Question de Mme MERCIER Marie (Saône-et-Loire - Les Républicains) publiée le 22/01/2026
Mme Marie Mercier interroge Mme la ministre des sports, de la jeunesse et de la vie associative sur le recrutement des animateurs périscolaires.
Alors que s'ouvrait le mardi 25 novembre 2025 le procès d'un animateur périscolaire d'une école maternelle de Paris, accusé d'agression sexuelle sur cinq enfants, une journaliste de RTL était recrutée comme animatrice périscolaire en moins de 10 minutes, sans qualification et sans vérification de son casier judiciaire.
Faux CV et lettre de motivation en main, avec un micro dissimulé, elle s'est rendue sans rendez-vous à la direction de la jeunesse d'une commune proche de Paris. Un recruteur l'a immédiatement reçue et lui a posé une série de questions pratiques, notamment sur sa disponibilité.
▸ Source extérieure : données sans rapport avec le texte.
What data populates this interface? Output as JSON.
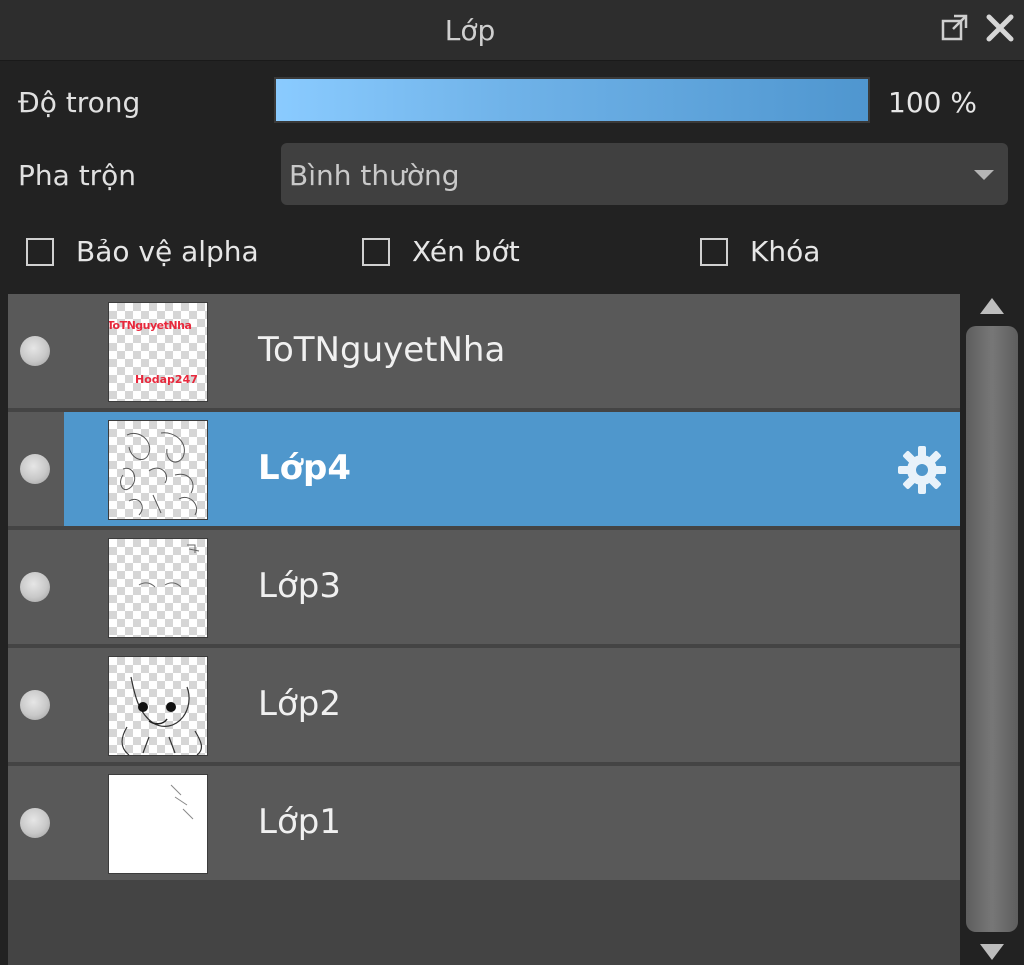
{
  "panel": {
    "title": "Lớp"
  },
  "opacity": {
    "label": "Độ trong",
    "value_text": "100 %",
    "value": 100
  },
  "blend": {
    "label": "Pha trộn",
    "selected": "Bình thường"
  },
  "options": [
    {
      "label": "Bảo vệ alpha",
      "checked": false
    },
    {
      "label": "Xén bớt",
      "checked": false
    },
    {
      "label": "Khóa",
      "checked": false
    }
  ],
  "layers": [
    {
      "name": "ToTNguyetNha",
      "thumb_text_top": "ToTNguyetNha",
      "thumb_text_bottom": "Hodap247",
      "selected": false
    },
    {
      "name": "Lớp4",
      "selected": true
    },
    {
      "name": "Lớp3",
      "selected": false
    },
    {
      "name": "Lớp2",
      "selected": false
    },
    {
      "name": "Lớp1",
      "selected": false
    }
  ],
  "icons": {
    "popout": "popout-icon",
    "close": "close-icon",
    "settings": "gear-icon",
    "visibility": "visibility-dot-icon"
  },
  "colors": {
    "selected_row": "#4f97cc",
    "slider_start": "#8acbff",
    "slider_end": "#4f96cf",
    "thumb_text": "#e8283c"
  }
}
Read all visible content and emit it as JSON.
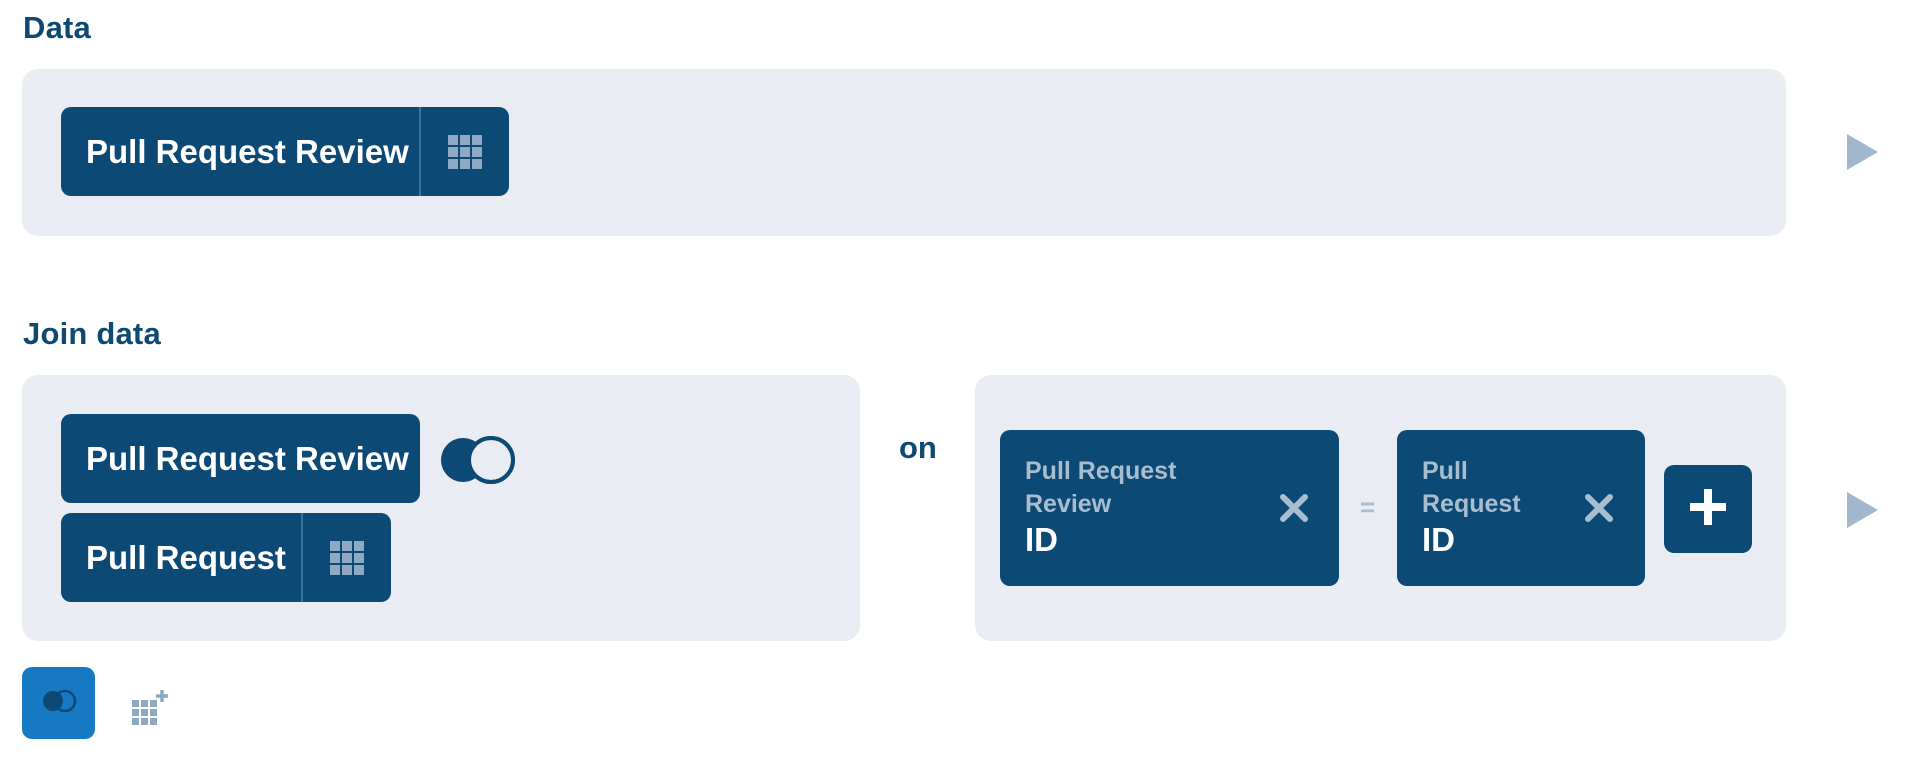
{
  "sections": {
    "data_title": "Data",
    "join_title": "Join data"
  },
  "data_step": {
    "table_label": "Pull Request Review",
    "table_icon": "grid-icon"
  },
  "join_step": {
    "left_table": "Pull Request Review",
    "join_type_icon": "venn-join-icon",
    "right_table": "Pull Request",
    "right_table_icon": "grid-icon",
    "on_label": "on",
    "condition": {
      "left": {
        "table": "Pull Request Review",
        "column": "ID"
      },
      "operator": "=",
      "right": {
        "table": "Pull Request",
        "column": "ID"
      }
    },
    "add_condition_icon": "plus-icon"
  },
  "toolbar": {
    "join_button_icon": "venn-join-icon",
    "add_data_icon": "grid-add-icon"
  },
  "colors": {
    "pill_bg": "#0c4a75",
    "panel_bg": "#e9ecf3",
    "accent_blue": "#1778c4",
    "muted_text": "#a9bdd0"
  }
}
Après la simple question « Pas de problème avec la justice ? », et reconnaissant ne pas avoir le droit d'embaucher sans retour du casier judiciaire, il lui demande de se rendre dans une école de la commune sur le temps du midi, pour « s'occuper des enfants qui mangent » et « faire des jeux avec eux ». L'entretien aura duré en tout et pour tout 8 minutes.
La journaliste se met alors en route vers l'école, sans contrat de travail, sans connaître ses horaires et son salaire pour la journée.
Une fois sur place, la responsable l'accueille et lui apprend que l'école est un établissement Ulis, dont une partie des élèves est en situation de handicap, autistes ou en difficultés scolaires, et explique ne pas avoir les moyens humains nécessaires pour s'occuper d'eux.
Toujours accompagnée d'une autre collègue, cette dernière lui confie avoir vu deux autres personnes comme elle la veille, car « ça tourne beaucoup », dit-elle.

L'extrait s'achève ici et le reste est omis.